President Donald Trump and the White House have instructed numerous administration officials not to comply with subpoenas to testify before the House Intelligence Committee in the impeachment inquiry against the President.

All of the officials who complied with the subpoenas have further confirmed that Trump's pressure on Ukrainian President Volodymyr Zelensky to investigate Trump's political rival, former Vice President Joe Biden, was highly irregular and disruptive at best.


Yet Republicans have still been able to discredit most of these witnesses with cries of "hearsay" and "no firsthand knowledge." Trump's refusal to let his personal lawyer Rudy Giuliani, his Chief of Staff Mick Mulvaney, Secretary of State Mike Pompeo, Energy Secretary Rick Perry, Vice President Mike Pence, and others who repeatedly corresponded with the President during the Ukraine fiasco have kept Trump from being exposed.

But in a tweet from this morning, Trump said he's not forbidding them from testifying for his sake, but for the sake of presidents to come.

Trump says he's protecting future Presidents from being "compromised" by basic, constitutionally-enshrined oversight which he regards as a "Democrat Scam that is going nowhere."

People couldn't help but laugh at Trump's attempt to spin his shirking of accountability.

People saw right through his haphazard excuse for obstructing justice.

Sadly, the President's attempts to avoid oversight and the judicial process aren't specific to the impeachment inquiry.
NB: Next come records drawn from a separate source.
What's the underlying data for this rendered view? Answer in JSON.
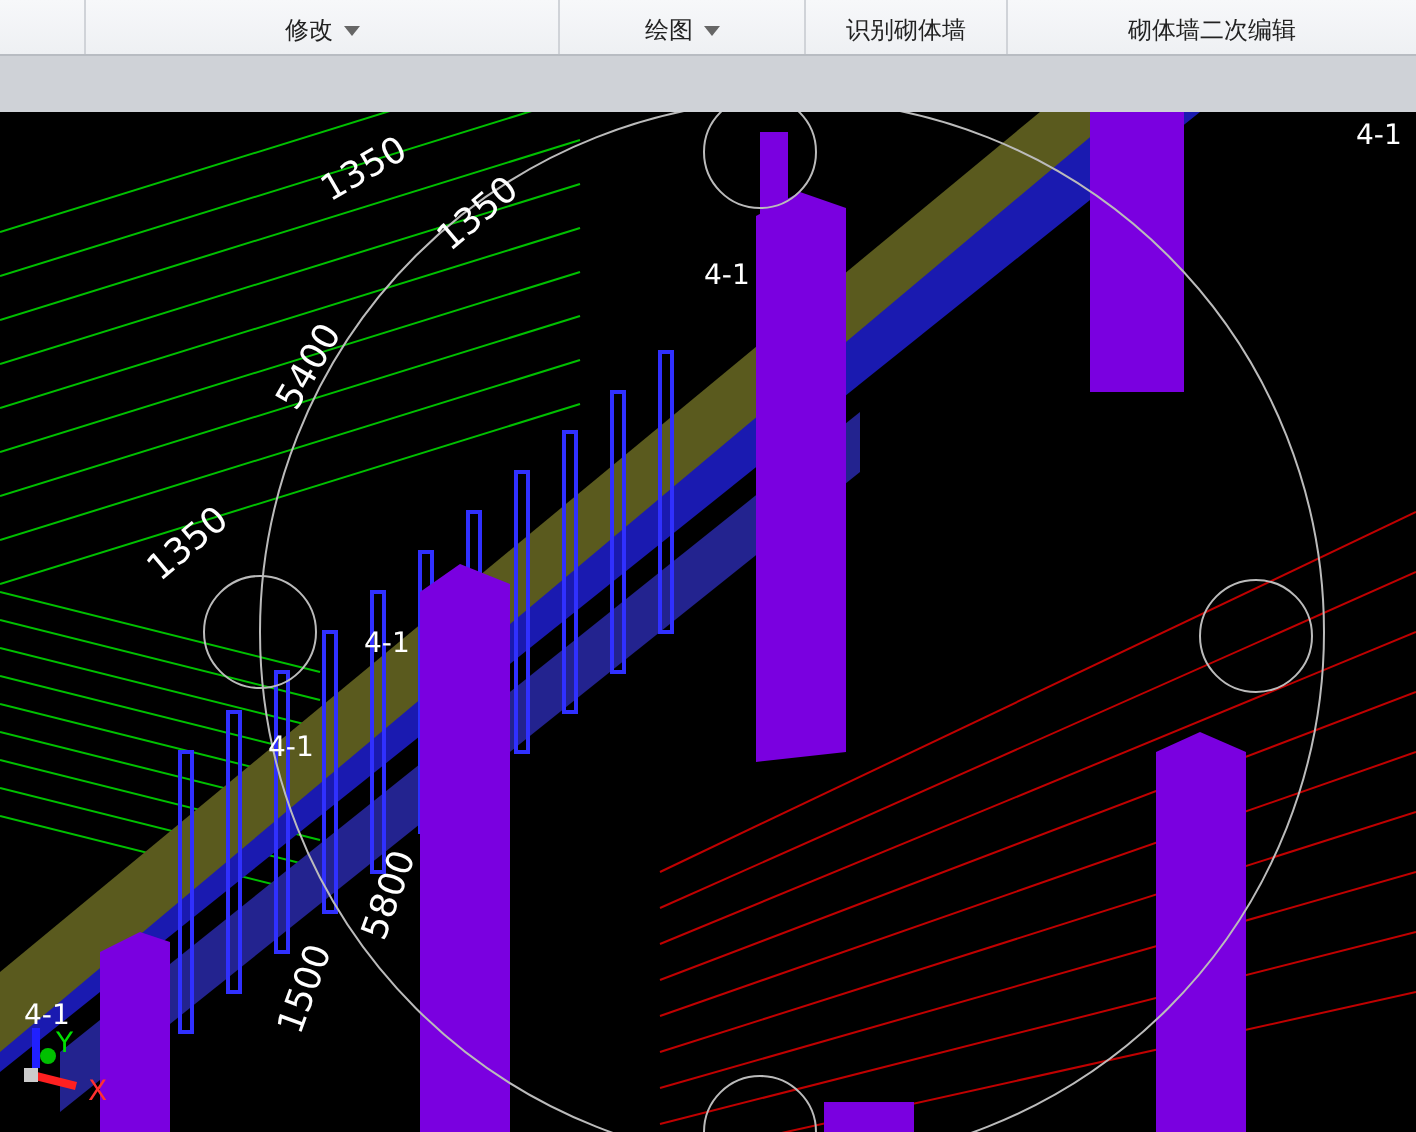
{
  "ribbon": {
    "groups": [
      {
        "label": "修改",
        "dropdown": true
      },
      {
        "label": "绘图",
        "dropdown": true
      },
      {
        "label": "识别砌体墙",
        "dropdown": false
      },
      {
        "label": "砌体墙二次编辑",
        "dropdown": false
      }
    ]
  },
  "viewport": {
    "labels": [
      {
        "text": "1350",
        "kind": "dimension"
      },
      {
        "text": "1350",
        "kind": "dimension"
      },
      {
        "text": "5400",
        "kind": "dimension"
      },
      {
        "text": "1350",
        "kind": "dimension"
      },
      {
        "text": "5800",
        "kind": "dimension"
      },
      {
        "text": "1500",
        "kind": "dimension"
      },
      {
        "text": "4-1",
        "kind": "axis"
      },
      {
        "text": "4-1",
        "kind": "axis"
      },
      {
        "text": "4-1",
        "kind": "axis"
      },
      {
        "text": "4-1",
        "kind": "axis"
      },
      {
        "text": "4-1",
        "kind": "axis"
      }
    ],
    "gizmo": {
      "y_label": "Y",
      "x_label": "X"
    }
  }
}
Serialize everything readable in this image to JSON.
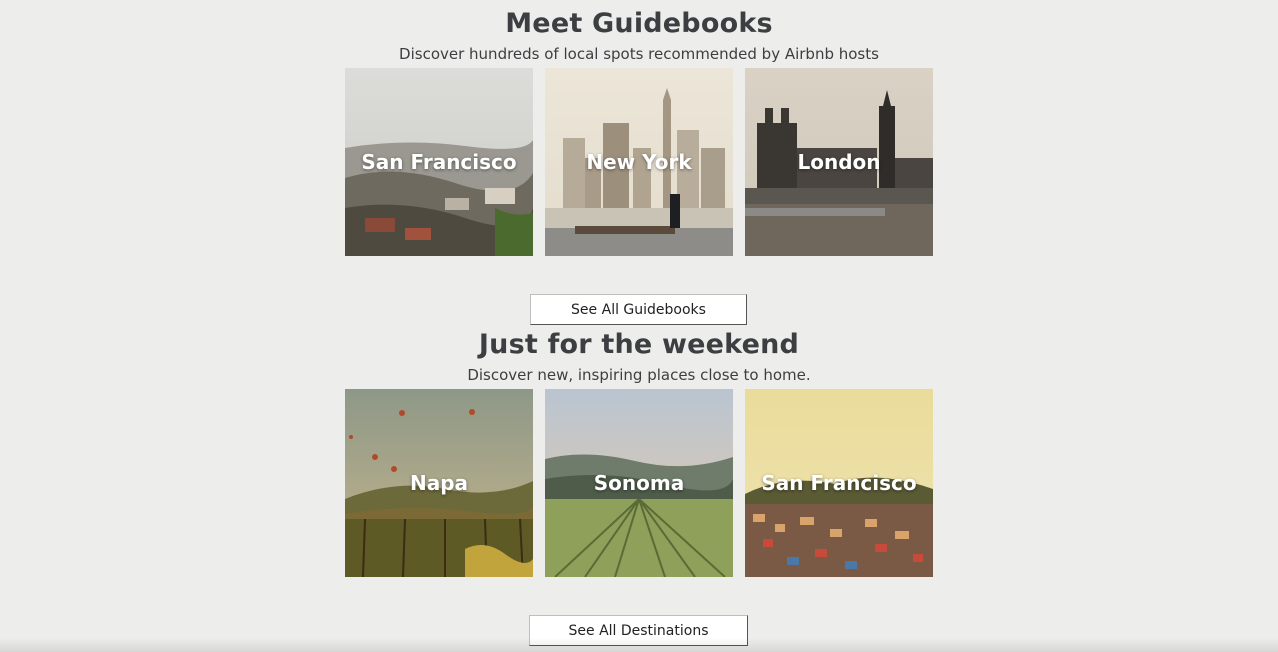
{
  "guidebooks": {
    "title": "Meet Guidebooks",
    "subtitle": "Discover hundreds of local spots recommended by Airbnb hosts",
    "cards": [
      {
        "label": "San Francisco"
      },
      {
        "label": "New York"
      },
      {
        "label": "London"
      }
    ],
    "button_label": "See All Guidebooks"
  },
  "weekend": {
    "title": "Just for the weekend",
    "subtitle": "Discover new, inspiring places close to home.",
    "cards": [
      {
        "label": "Napa"
      },
      {
        "label": "Sonoma"
      },
      {
        "label": "San Francisco"
      }
    ],
    "button_label": "See All Destinations"
  }
}
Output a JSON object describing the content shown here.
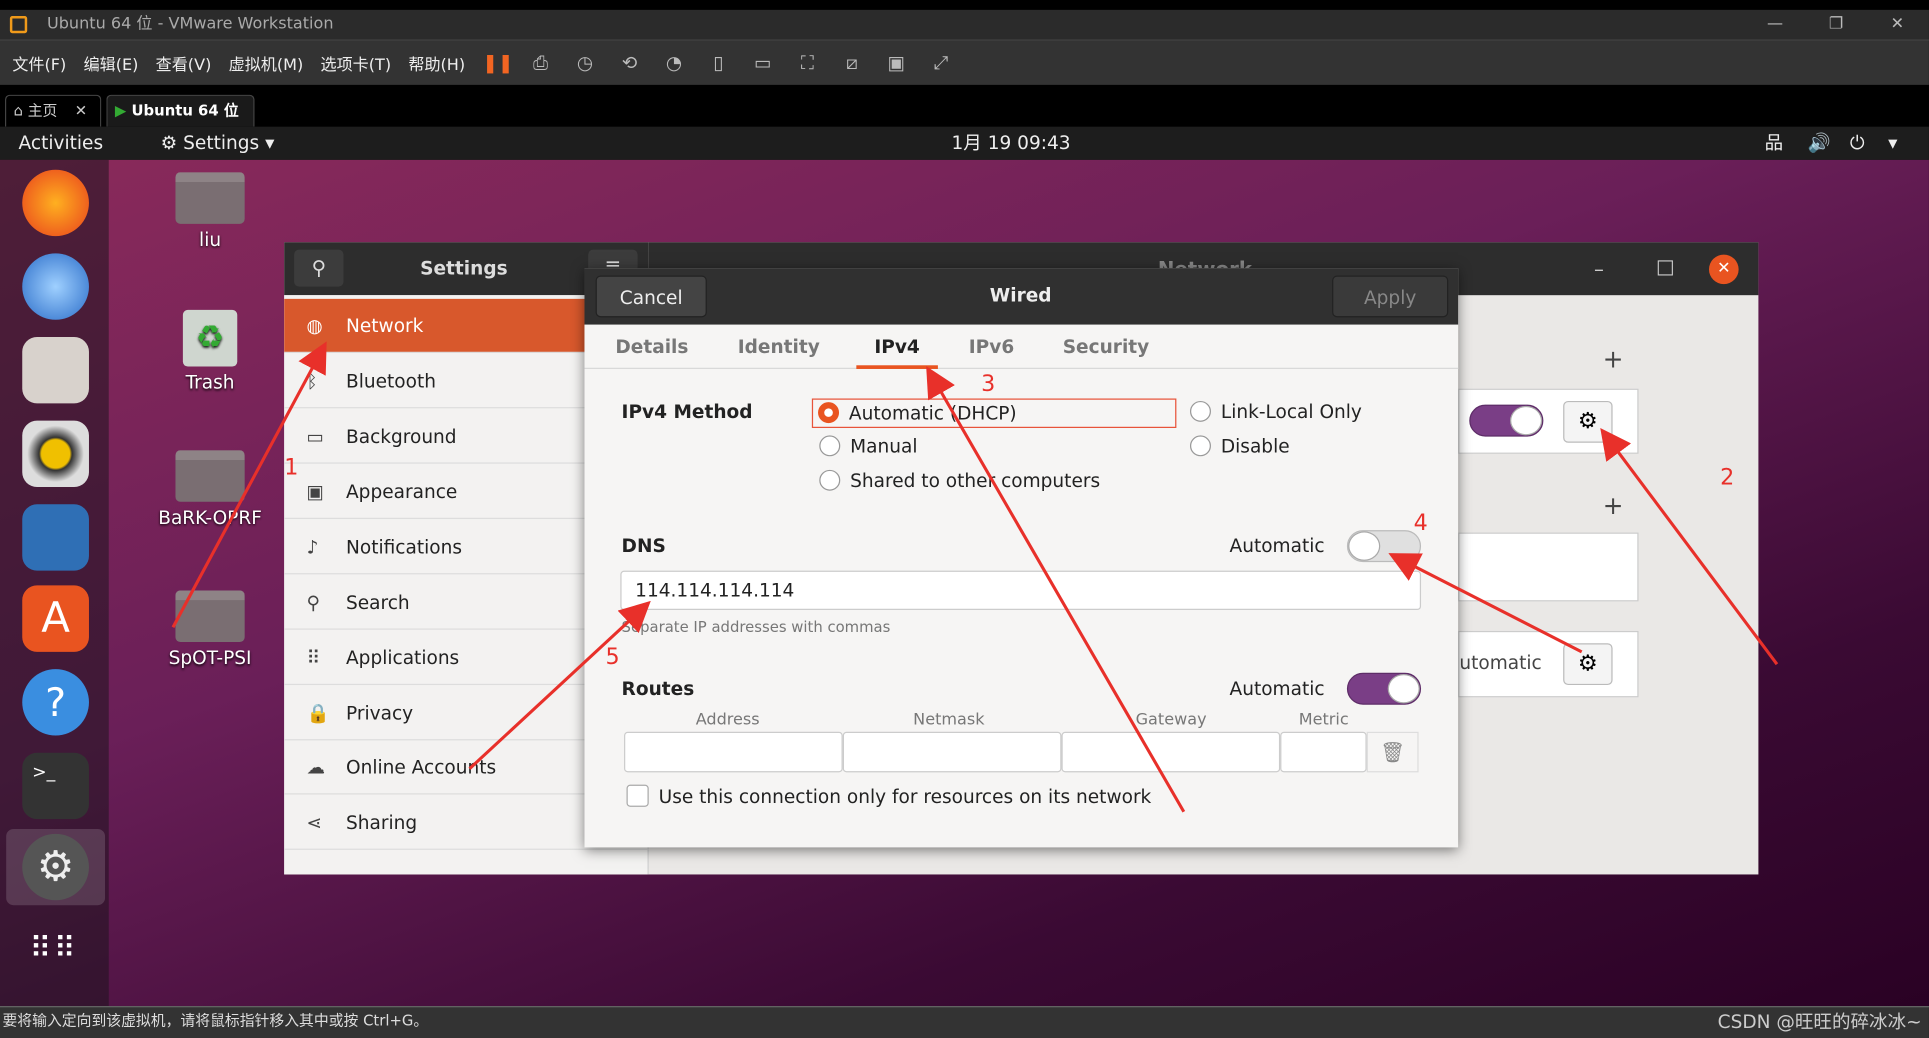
{
  "vmware": {
    "title": "Ubuntu 64 位 - VMware Workstation",
    "menu": [
      "文件(F)",
      "编辑(E)",
      "查看(V)",
      "虚拟机(M)",
      "选项卡(T)",
      "帮助(H)"
    ],
    "tabs": [
      {
        "label": "主页"
      },
      {
        "label": "Ubuntu 64 位"
      }
    ],
    "status": "要将输入定向到该虚拟机，请将鼠标指针移入其中或按 Ctrl+G。",
    "watermark": "CSDN @旺旺的碎冰冰~"
  },
  "topbar": {
    "activities": "Activities",
    "app": "Settings",
    "clock": "1月 19  09:43"
  },
  "desktop": {
    "icons": [
      "liu",
      "Trash",
      "BaRK-OPRF",
      "SpOT-PSI"
    ]
  },
  "settings": {
    "title": "Settings",
    "panel_title": "Network",
    "sidebar": [
      {
        "label": "Network",
        "icon": "network-icon"
      },
      {
        "label": "Bluetooth",
        "icon": "bluetooth-icon"
      },
      {
        "label": "Background",
        "icon": "background-icon"
      },
      {
        "label": "Appearance",
        "icon": "appearance-icon"
      },
      {
        "label": "Notifications",
        "icon": "bell-icon"
      },
      {
        "label": "Search",
        "icon": "search-icon"
      },
      {
        "label": "Applications",
        "icon": "grid-icon"
      },
      {
        "label": "Privacy",
        "icon": "lock-icon"
      },
      {
        "label": "Online Accounts",
        "icon": "cloud-icon"
      },
      {
        "label": "Sharing",
        "icon": "share-icon"
      }
    ],
    "proxy_partial": "utomatic"
  },
  "dialog": {
    "title": "Wired",
    "cancel": "Cancel",
    "apply": "Apply",
    "tabs": [
      "Details",
      "Identity",
      "IPv4",
      "IPv6",
      "Security"
    ],
    "active_tab": "IPv4",
    "ipv4_method_label": "IPv4 Method",
    "methods": {
      "auto": "Automatic (DHCP)",
      "link_local": "Link-Local Only",
      "manual": "Manual",
      "disable": "Disable",
      "shared": "Shared to other computers"
    },
    "selected_method": "Automatic (DHCP)",
    "dns_label": "DNS",
    "dns_automatic_label": "Automatic",
    "dns_automatic": false,
    "dns_value": "114.114.114.114",
    "dns_hint": "Separate IP addresses with commas",
    "routes_label": "Routes",
    "routes_automatic_label": "Automatic",
    "routes_automatic": true,
    "route_columns": [
      "Address",
      "Netmask",
      "Gateway",
      "Metric"
    ],
    "only_local_label": "Use this connection only for resources on its network",
    "only_local": false
  },
  "annotations": [
    "1",
    "2",
    "3",
    "4",
    "5"
  ],
  "colors": {
    "accent": "#e95420",
    "toggle_on": "#7a3e86",
    "annotation": "#e8302a"
  }
}
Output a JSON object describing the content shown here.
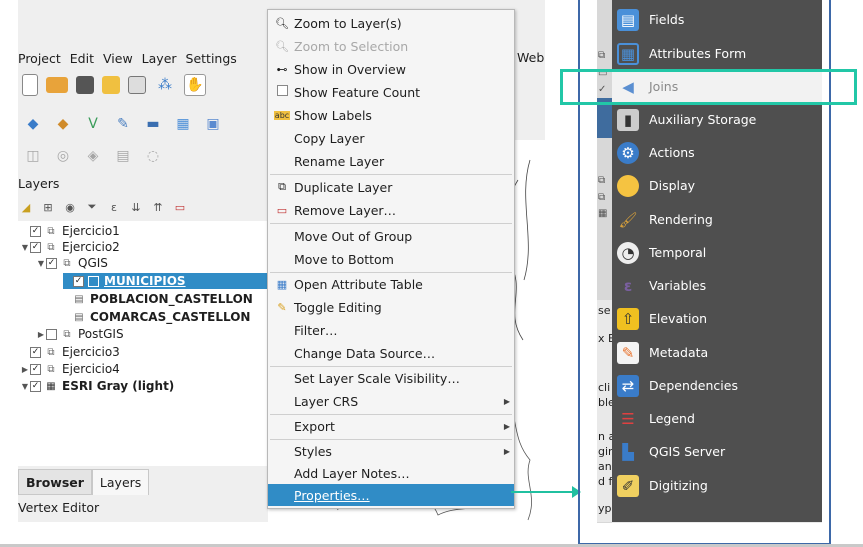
{
  "menubar": {
    "items": [
      {
        "label": "Project",
        "key": "P"
      },
      {
        "label": "Edit",
        "key": "E"
      },
      {
        "label": "View",
        "key": "V"
      },
      {
        "label": "Layer",
        "key": "L"
      },
      {
        "label": "Settings",
        "key": "S"
      }
    ],
    "web": "Web"
  },
  "layers_panel": {
    "title": "Layers",
    "tree": [
      {
        "label": "Ejercicio1",
        "checked": true,
        "expanded": false,
        "level": 0,
        "icon": "group-icon"
      },
      {
        "label": "Ejercicio2",
        "checked": true,
        "expanded": true,
        "level": 0,
        "icon": "group-icon"
      },
      {
        "label": "QGIS",
        "checked": true,
        "expanded": true,
        "level": 1,
        "icon": "group-icon"
      },
      {
        "label": "MUNICIPIOS",
        "checked": true,
        "level": 2,
        "icon": "polygon-layer-icon",
        "selected": true
      },
      {
        "label": "POBLACION_CASTELLON",
        "checked": null,
        "level": 2,
        "icon": "table-icon",
        "bold": true
      },
      {
        "label": "COMARCAS_CASTELLON",
        "checked": null,
        "level": 2,
        "icon": "table-icon",
        "bold": true
      },
      {
        "label": "PostGIS",
        "checked": false,
        "expanded": false,
        "level": 1,
        "icon": "group-icon"
      },
      {
        "label": "Ejercicio3",
        "checked": true,
        "level": 0,
        "icon": "group-icon"
      },
      {
        "label": "Ejercicio4",
        "checked": true,
        "expanded": false,
        "level": 0,
        "icon": "group-icon"
      },
      {
        "label": "ESRI Gray (light)",
        "checked": true,
        "expanded": true,
        "level": 0,
        "icon": "raster-tile-icon",
        "bold": true
      }
    ],
    "tabs": {
      "browser": "Browser",
      "layers": "Layers"
    },
    "vertex_editor": "Vertex Editor"
  },
  "context_menu": {
    "items": [
      {
        "label": "Zoom to Layer(s)",
        "icon": "zoom-icon"
      },
      {
        "label": "Zoom to Selection",
        "icon": "zoom-icon",
        "disabled": true
      },
      {
        "label": "Show in Overview",
        "icon": "overview-icon"
      },
      {
        "label": "Show Feature Count",
        "icon": "checkbox-icon"
      },
      {
        "label": "Show Labels",
        "icon": "labels-icon"
      },
      {
        "label": "Copy Layer"
      },
      {
        "label": "Rename Layer"
      },
      {
        "label": "Duplicate Layer",
        "icon": "duplicate-icon"
      },
      {
        "label": "Remove Layer…",
        "icon": "remove-icon"
      },
      {
        "label": "Move Out of Group"
      },
      {
        "label": "Move to Bottom"
      },
      {
        "label": "Open Attribute Table",
        "icon": "table-icon"
      },
      {
        "label": "Toggle Editing",
        "icon": "pencil-icon"
      },
      {
        "label": "Filter…"
      },
      {
        "label": "Change Data Source…"
      },
      {
        "label": "Set Layer Scale Visibility…"
      },
      {
        "label": "Layer CRS",
        "submenu": true
      },
      {
        "label": "Export",
        "submenu": true
      },
      {
        "label": "Styles",
        "submenu": true
      },
      {
        "label": "Add Layer Notes…"
      },
      {
        "label": "Properties…",
        "active": true
      }
    ]
  },
  "properties_panel": {
    "items": [
      {
        "label": "Fields",
        "icon": "fields-icon",
        "color": "#4a90d9"
      },
      {
        "label": "Attributes Form",
        "icon": "form-icon",
        "color": "#4a90d9"
      },
      {
        "label": "Joins",
        "icon": "joins-icon",
        "color": "#5b8fd1",
        "selected": true
      },
      {
        "label": "Auxiliary Storage",
        "icon": "database-icon",
        "color": "#cccccc"
      },
      {
        "label": "Actions",
        "icon": "actions-icon",
        "color": "#3a7cc9"
      },
      {
        "label": "Display",
        "icon": "display-icon",
        "color": "#f5c341"
      },
      {
        "label": "Rendering",
        "icon": "brush-icon",
        "color": "#d8a03a"
      },
      {
        "label": "Temporal",
        "icon": "clock-icon",
        "color": "#eeeeee"
      },
      {
        "label": "Variables",
        "icon": "variables-icon",
        "color": "#7a5fa0"
      },
      {
        "label": "Elevation",
        "icon": "elevation-icon",
        "color": "#f0c020"
      },
      {
        "label": "Metadata",
        "icon": "metadata-icon",
        "color": "#e8702a"
      },
      {
        "label": "Dependencies",
        "icon": "dependencies-icon",
        "color": "#3a7cc9"
      },
      {
        "label": "Legend",
        "icon": "legend-icon",
        "color": "#e04040"
      },
      {
        "label": "QGIS Server",
        "icon": "server-icon",
        "color": "#3a7cc9"
      },
      {
        "label": "Digitizing",
        "icon": "digitizing-icon",
        "color": "#f0d060"
      }
    ],
    "side_fragments": [
      "se",
      "x E",
      "cli",
      "ble",
      "n a",
      "gin",
      "anv",
      "d fi",
      "ype"
    ]
  },
  "colors": {
    "selection_blue": "#308cc6",
    "highlight_green": "#22c7a7",
    "frame_blue": "#3d68a8",
    "panel_dark": "#4f4f4f"
  }
}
Instead, they're representative of a larger pattern of evasion.

Trump's lawyers, in an effort to keep Trump's tax returns a secret, asserted in court that because the Justice Department won't indict a sitting president, that president is therefore immune from investigation as well. Trump's team literally argued that the President really could shoot someone on 5th Avenue with no repercussions until he's out of office.

Trump's team says he plans to appeal the recent decision from U.S. District Judge Ketanji Brown Jackson that found former White House Counsel Don McGahn must testify before Congress, despite the Trump legal team's argument that former White House aides shouldn't have to comply with subpoenas.

One of Judge Jackson's most memorable quotes from her ruling? "Stated simply, the primary takeaway from the past 250 years of recorded American history is that Presidents are not kings."